A Guerra Híbrida segue a pleno vapor, e a última batalha inicia-se agora no campo do vernáculo.

Desta feita, para fazer-se o enquadramento da narrativa falaciosa da Esquerda quanto ao “caso Marielle”, modifica-se o significado da seguinte expressão jurídica:

“Obstrução da Justiça”.

De um ato proposital cometido por alguém para impedir o andamento regular de uma investigação, ela (a expressão) passa a ser o direito de alguém reunir de plano provas de sua inocência para, quando confrontado por alguma acusação injusta, exibi-las imediatamente, como meio incontestável de auto-defesa.

O Presidente nem mesmo deveria se preocupar com esse assunto (Marielle) sobre si; mas como tentam colar nele, de forma criminosa, algum envolvimento com a trama, é mais do que legítimo que ele tente já de plano desmontar qualquer associação que porventura surja, reunindo todos os meios de prova que ele achar necessários.

Dizer que isso é “obstrução da justiça” é tratar todos nós como idiotas e burros; é ofensivo; é revoltante.

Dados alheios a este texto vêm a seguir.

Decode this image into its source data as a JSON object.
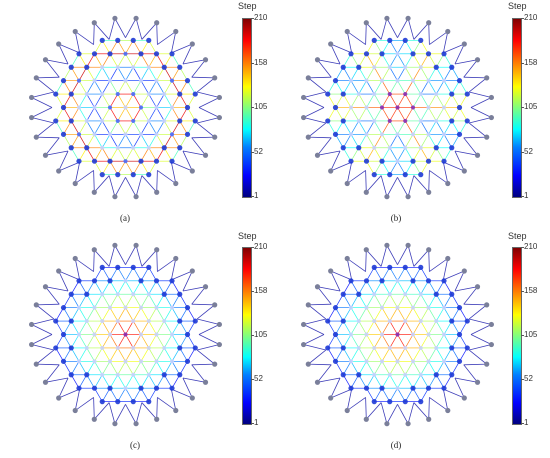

Se deixarmos a Esquerda dominar as narrativas, vamos ficar loucos, e acabar vivendo em um mundo de ilusão e mentira, onde ninguém mais saberá o que é certo e o que errado, o que é permitido e o que proibido, o que são fatos e o que são factoides.

Não é possível que se ache razoável isso que acontece no país. Não é possível que ninguém faça nada para estancar a escalada da mentira e a falácia como método político pela Esquerda, em um verdadeiro “modus operandi” de oposição ao Governo.

Ou se faz alguma coisa rápido ou isso não vai acabar bem.